I consider the case where $A$ is restricted to real matrices so $A^\top=A^*$.

Let $\lambda$ be any eigenvalue of $A$, and let $x$, $\|x\| > 0$ be a corresponding eigenvector.

Multiply on the left by $x^*$ and on the right by $x$ to get

$x^* (A^2 x) + (Ax)^*x = \|x\|^2$, i.e., $\lambda^2\|x\|^2 + \overline{\lambda}\|x\|^2 = \|x\|^2$.

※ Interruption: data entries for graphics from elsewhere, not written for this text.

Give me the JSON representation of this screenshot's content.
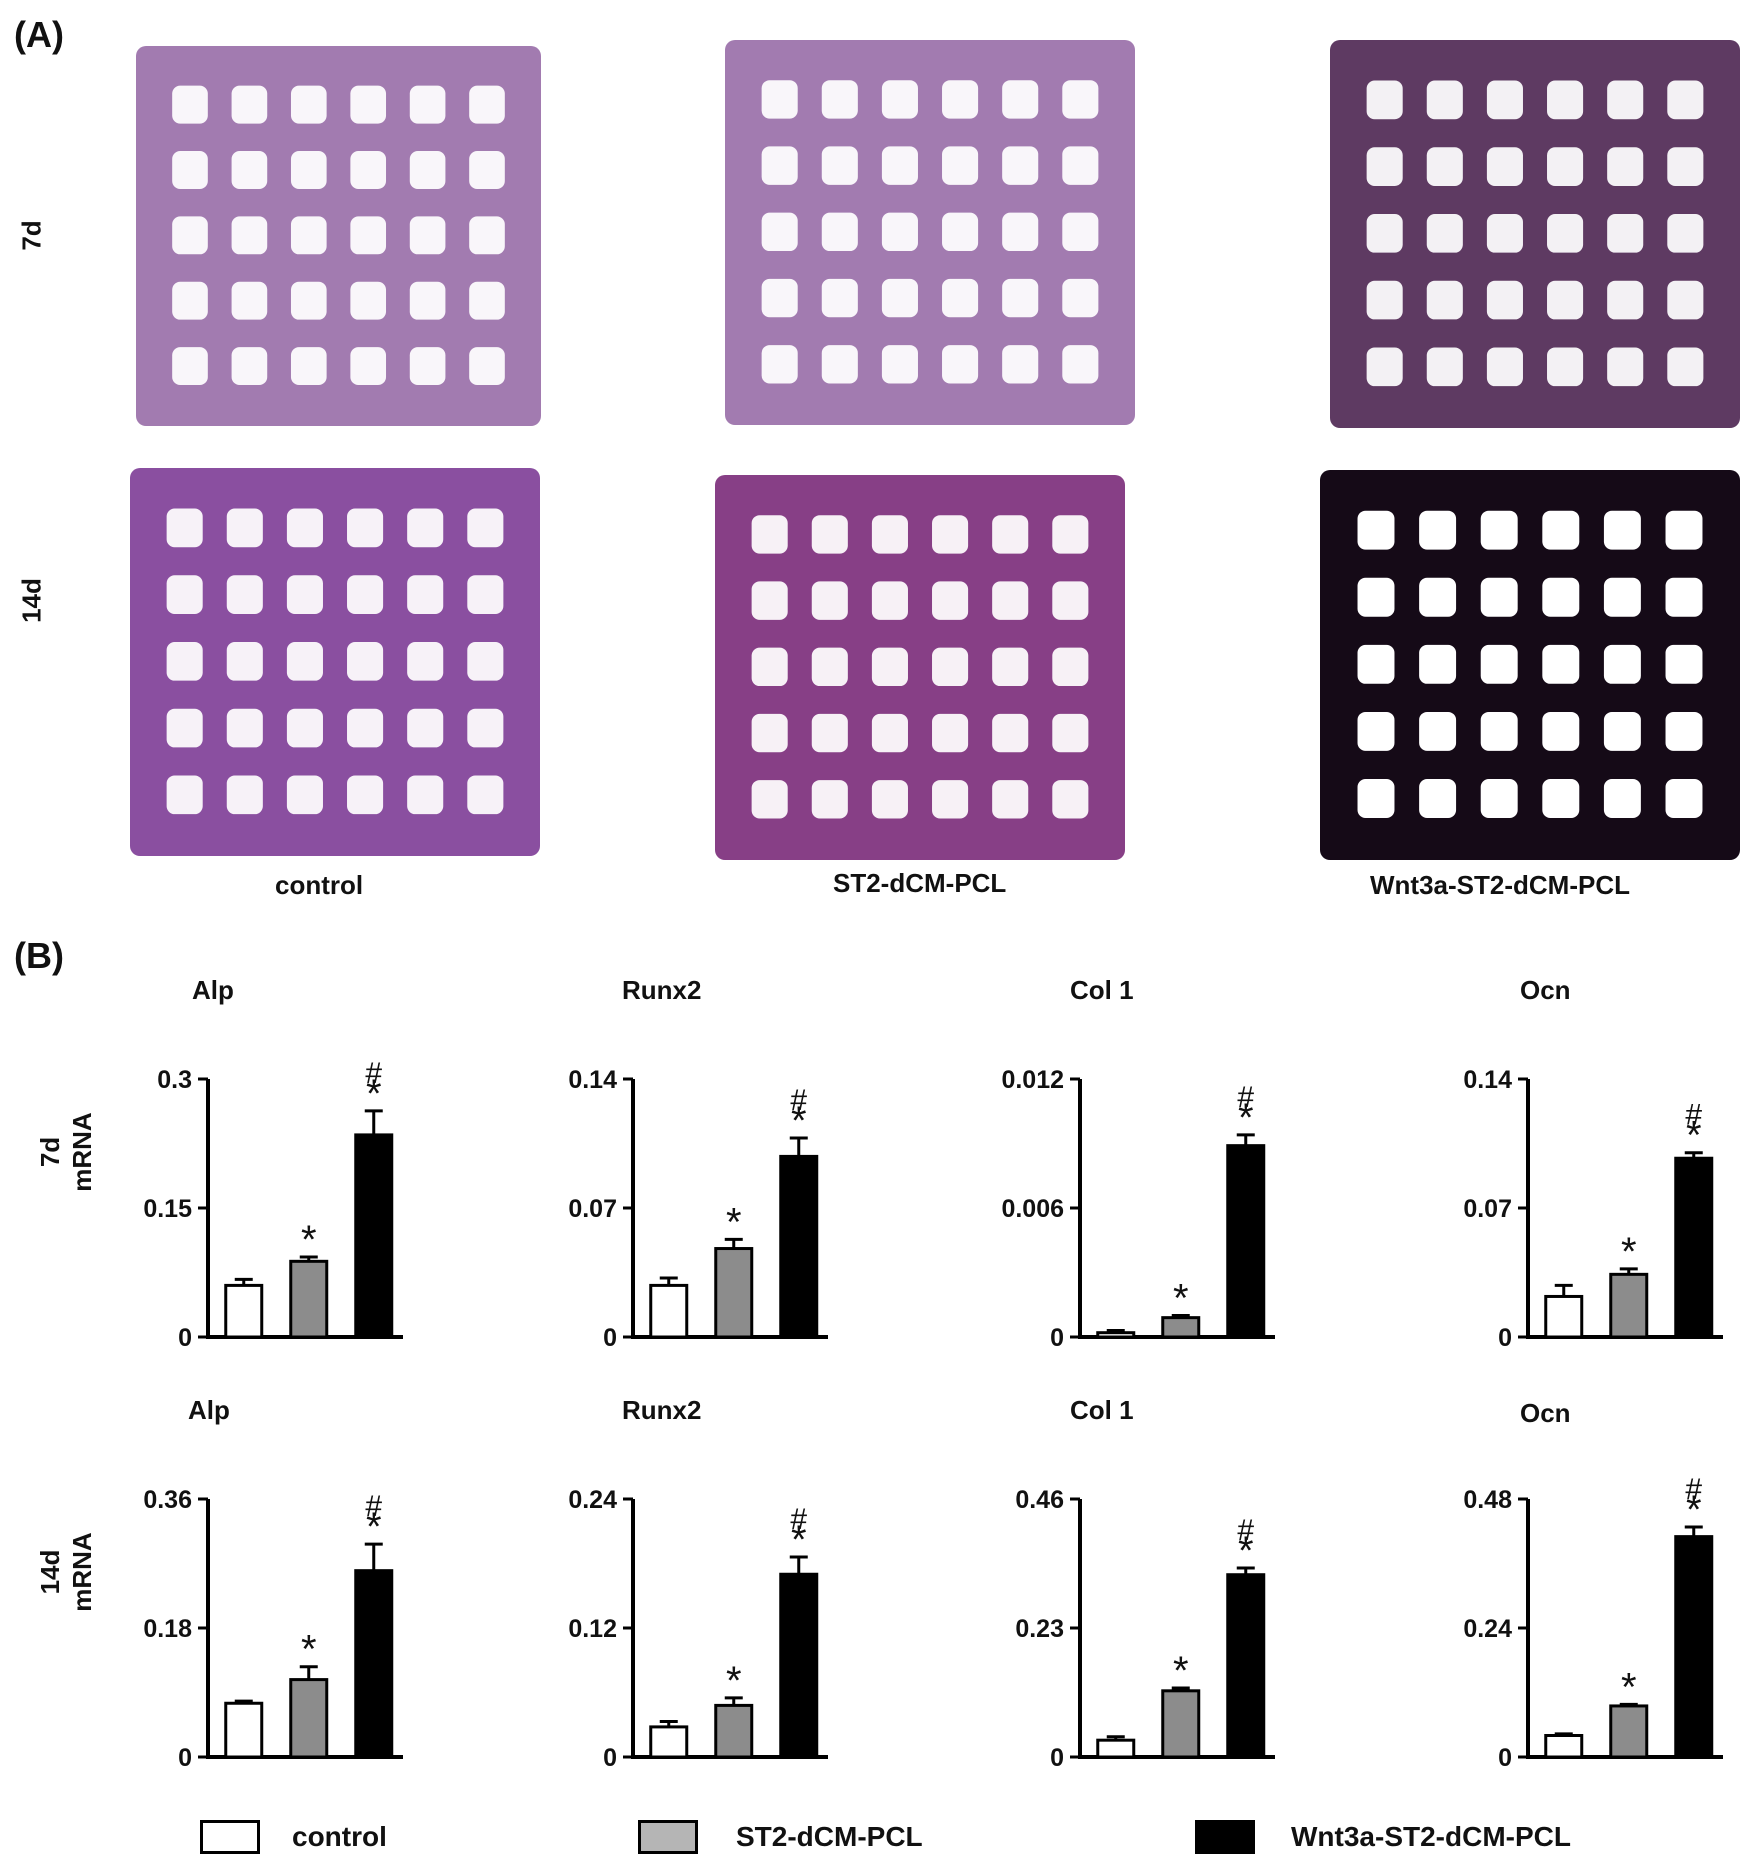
{
  "panel_a": {
    "letter": "(A)",
    "rows": [
      "7d",
      "14d"
    ],
    "conditions": [
      "control",
      "ST2-dCM-PCL",
      "Wnt3a-ST2-dCM-PCL"
    ],
    "stain_colors": {
      "control_7d": "#a27bb0",
      "st2_7d": "#a27bb0",
      "wnt3a_7d": "#5e3a62",
      "control_14d": "#8a4fa0",
      "st2_14d": "#873f86",
      "wnt3a_14d": "#150a17"
    }
  },
  "panel_b": {
    "letter": "(B)",
    "row_labels": [
      {
        "time": "7d",
        "unit": "mRNA"
      },
      {
        "time": "14d",
        "unit": "mRNA"
      }
    ],
    "legend": [
      {
        "label": "control",
        "color": "#ffffff"
      },
      {
        "label": "ST2-dCM-PCL",
        "color": "#8c8c8c"
      },
      {
        "label": "Wnt3a-ST2-dCM-PCL",
        "color": "#000000"
      }
    ]
  },
  "chart_data": [
    {
      "type": "bar",
      "title": "Alp",
      "row": "7d",
      "categories": [
        "control",
        "ST2-dCM-PCL",
        "Wnt3a-ST2-dCM-PCL"
      ],
      "values": [
        0.06,
        0.088,
        0.235
      ],
      "errors": [
        0.007,
        0.005,
        0.028
      ],
      "ylim": [
        0,
        0.3
      ],
      "ticks": [
        "0",
        "0.15",
        "0.3"
      ],
      "annotations": [
        "",
        "*",
        "*#"
      ]
    },
    {
      "type": "bar",
      "title": "Runx2",
      "row": "7d",
      "categories": [
        "control",
        "ST2-dCM-PCL",
        "Wnt3a-ST2-dCM-PCL"
      ],
      "values": [
        0.028,
        0.048,
        0.098
      ],
      "errors": [
        0.004,
        0.005,
        0.01
      ],
      "ylim": [
        0,
        0.14
      ],
      "ticks": [
        "0",
        "0.07",
        "0.14"
      ],
      "annotations": [
        "",
        "*",
        "*#"
      ]
    },
    {
      "type": "bar",
      "title": "Col 1",
      "row": "7d",
      "categories": [
        "control",
        "ST2-dCM-PCL",
        "Wnt3a-ST2-dCM-PCL"
      ],
      "values": [
        0.0002,
        0.0009,
        0.0089
      ],
      "errors": [
        0.0001,
        0.0001,
        0.0005
      ],
      "ylim": [
        0,
        0.012
      ],
      "ticks": [
        "0",
        "0.006",
        "0.012"
      ],
      "annotations": [
        "",
        "*",
        "*#"
      ]
    },
    {
      "type": "bar",
      "title": "Ocn",
      "row": "7d",
      "categories": [
        "control",
        "ST2-dCM-PCL",
        "Wnt3a-ST2-dCM-PCL"
      ],
      "values": [
        0.022,
        0.034,
        0.097
      ],
      "errors": [
        0.006,
        0.003,
        0.003
      ],
      "ylim": [
        0,
        0.14
      ],
      "ticks": [
        "0",
        "0.07",
        "0.14"
      ],
      "annotations": [
        "",
        "*",
        "*#"
      ]
    },
    {
      "type": "bar",
      "title": "Alp",
      "row": "14d",
      "categories": [
        "control",
        "ST2-dCM-PCL",
        "Wnt3a-ST2-dCM-PCL"
      ],
      "values": [
        0.075,
        0.108,
        0.26
      ],
      "errors": [
        0.003,
        0.018,
        0.037
      ],
      "ylim": [
        0,
        0.36
      ],
      "ticks": [
        "0",
        "0.18",
        "0.36"
      ],
      "annotations": [
        "",
        "*",
        "*#"
      ]
    },
    {
      "type": "bar",
      "title": "Runx2",
      "row": "14d",
      "categories": [
        "control",
        "ST2-dCM-PCL",
        "Wnt3a-ST2-dCM-PCL"
      ],
      "values": [
        0.028,
        0.048,
        0.17
      ],
      "errors": [
        0.005,
        0.007,
        0.016
      ],
      "ylim": [
        0,
        0.24
      ],
      "ticks": [
        "0",
        "0.12",
        "0.24"
      ],
      "annotations": [
        "",
        "*",
        "*#"
      ]
    },
    {
      "type": "bar",
      "title": "Col 1",
      "row": "14d",
      "categories": [
        "control",
        "ST2-dCM-PCL",
        "Wnt3a-ST2-dCM-PCL"
      ],
      "values": [
        0.03,
        0.118,
        0.325
      ],
      "errors": [
        0.006,
        0.005,
        0.012
      ],
      "ylim": [
        0,
        0.46
      ],
      "ticks": [
        "0",
        "0.23",
        "0.46"
      ],
      "annotations": [
        "",
        "*",
        "*#"
      ]
    },
    {
      "type": "bar",
      "title": "Ocn",
      "row": "14d",
      "categories": [
        "control",
        "ST2-dCM-PCL",
        "Wnt3a-ST2-dCM-PCL"
      ],
      "values": [
        0.04,
        0.095,
        0.41
      ],
      "errors": [
        0.003,
        0.003,
        0.018
      ],
      "ylim": [
        0,
        0.48
      ],
      "ticks": [
        "0",
        "0.24",
        "0.48"
      ],
      "annotations": [
        "",
        "*",
        "*#"
      ]
    }
  ]
}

As the right hand side is non-zero we must have $\lambda \neq 0$ and $\lambda^2 + \overline{\lambda} = 1.$

Let $\lambda = a + ib$ with $a,b$ real. We get $$a^2 -b^2 + a = 1$$ and $$2ab - b = 0.$$ Note, $a \neq 1/2$ as then $a^2 + a - 1 = b^2$, a consequence of the first equation becomes impossible. SO the second equation above implies $b=0$ and all eigenvalues are real and are roots of $x^2 + x - 1 = 0$. The rest follows as above solution by Michael Grant, i.e., the trace being the sum of three numbers in $\{ \frac{-1 \pm \sqrt{5}}{2} \}$ cannot be $0$.